Larry Fink. Millennials

A magical time of year, indeed.

But, like the abnormally frigid weather we've been dealing with, Larry seems a little frosty this year, especially with regard to the interest rate environment...

There has been plenty of discussion about how the extended period of low interest rates has contributed to inflation in asset prices. Investors are being forced to trade liquidity for yield by taking on more risk and investing in less liquid asset classes — a potentially dangerous combination for retirement savers.

But when Larry says "retirement savers," he's not referring to himself and his fellow Boomers, a generation that has benefitted from - y'know - actual interest rates, he's talking about their selfie-taking, Uber-riding, sharing economy-loving kids...

Not nearly enough attention has been paid to the toll these low rates — and now negative rates — are taking on the ability of investors to save and plan for the future. People need to invest more today to achieve their desired annual retirement income in the future. For example, a 35-year-old looking to generate $48,000 per year in retirement income beginning at age 65 would need to invest $178,000 today in a 5% interest rate environment.

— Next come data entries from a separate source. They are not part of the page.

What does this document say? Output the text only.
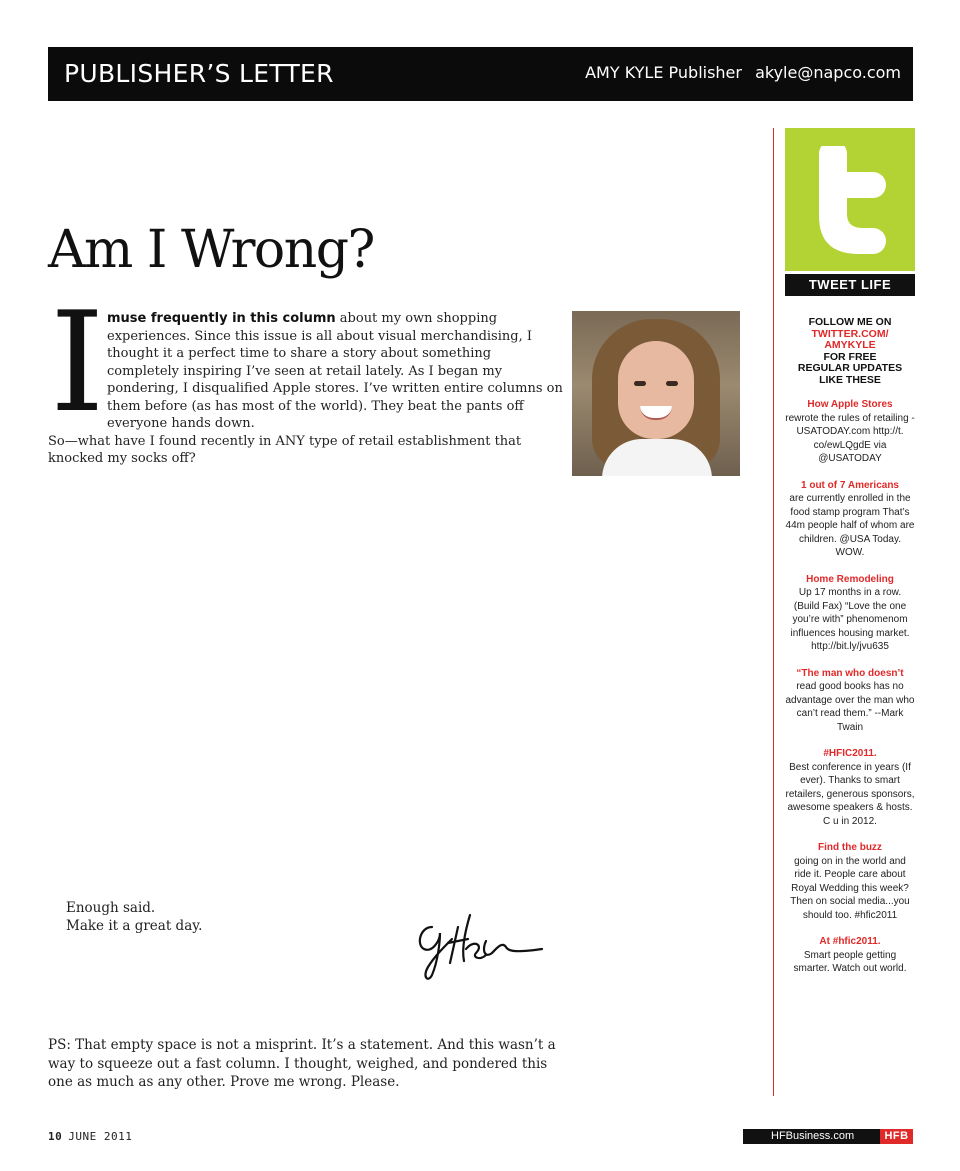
PUBLISHER’S LETTER	AMY KYLE Publisher akyle@napco.com
Am I Wrong?
I muse frequently in this column about my own shopping experiences. Since this issue is all about visual merchandising, I thought it a perfect time to share a story about something completely inspiring I’ve seen at retail lately. As I began my pondering, I disqualified Apple stores. I’ve written entire columns on them before (as has most of the world). They beat the pants off everyone hands down.

So—what have I found recently in ANY type of retail establishment that knocked my socks off?

Enough said.
Make it a great day.
PS: That empty space is not a misprint. It’s a statement. And this wasn’t a way to squeeze out a fast column. I thought, weighed, and pondered this one as much as any other. Prove me wrong. Please.
TWEET LIFE
FOLLOW ME ON
TWITTER.COM/
AMYKYLE
FOR FREE
REGULAR UPDATES
LIKE THESE
How Apple Stores
rewrote the rules of retailing - USATODAY.com http://t. co/ewLQgdE via @USATODAY
1 out of 7 Americans
are currently enrolled in the food stamp program That’s 44m people half of whom are children. @USA Today. WOW.
Home Remodeling
Up 17 months in a row. (Build Fax) “Love the one you’re with” phenomenom influences housing market. http://bit.ly/jvu635
“The man who doesn’t
read good books has no advantage over the man who can’t read them.” --Mark Twain
#HFIC2011.
Best conference in years (If ever). Thanks to smart retailers, generous sponsors, awesome speakers & hosts. C u in 2012.
Find the buzz
going on in the world and ride it. People care about Royal Wedding this week? Then on social media...you should too. #hfic2011
At #hfic2011.
Smart people getting smarter. Watch out world.
10 JUNE 2011	HFBusiness.com	HFB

In a 2% interest rate environment, however, that individual would need to invest $563,000 (or 3.2 times as much) to achieve the same outcome in retirement.

That's....a lot more money.

And in an environment where even Ken Chennault is making less money, it stands to reason that Millennials will need to save a considerable more amount of money that we put at an approximate "sh!t ton." But to save more, Millennials will need to spend a whole lot less, which Larry understandably sees as problematic.

This reality has profound implications for economic growth: consumers saving for retirement need to reduce spending if they are going to reach their retirement income goals and retirees with lower incomes will need to cut consumption as well. A monetary policy intended to spark growth, then, in fact, risks reducing consumer spending.

So there you have it, Larry Fink sees the future for American youth as one in which they make less, spend less and get less return on their savings, leaving them penniless well into their never-happening retirement.

Happy Spring from BlackRock!

To my fellow shareholders [BlackRock]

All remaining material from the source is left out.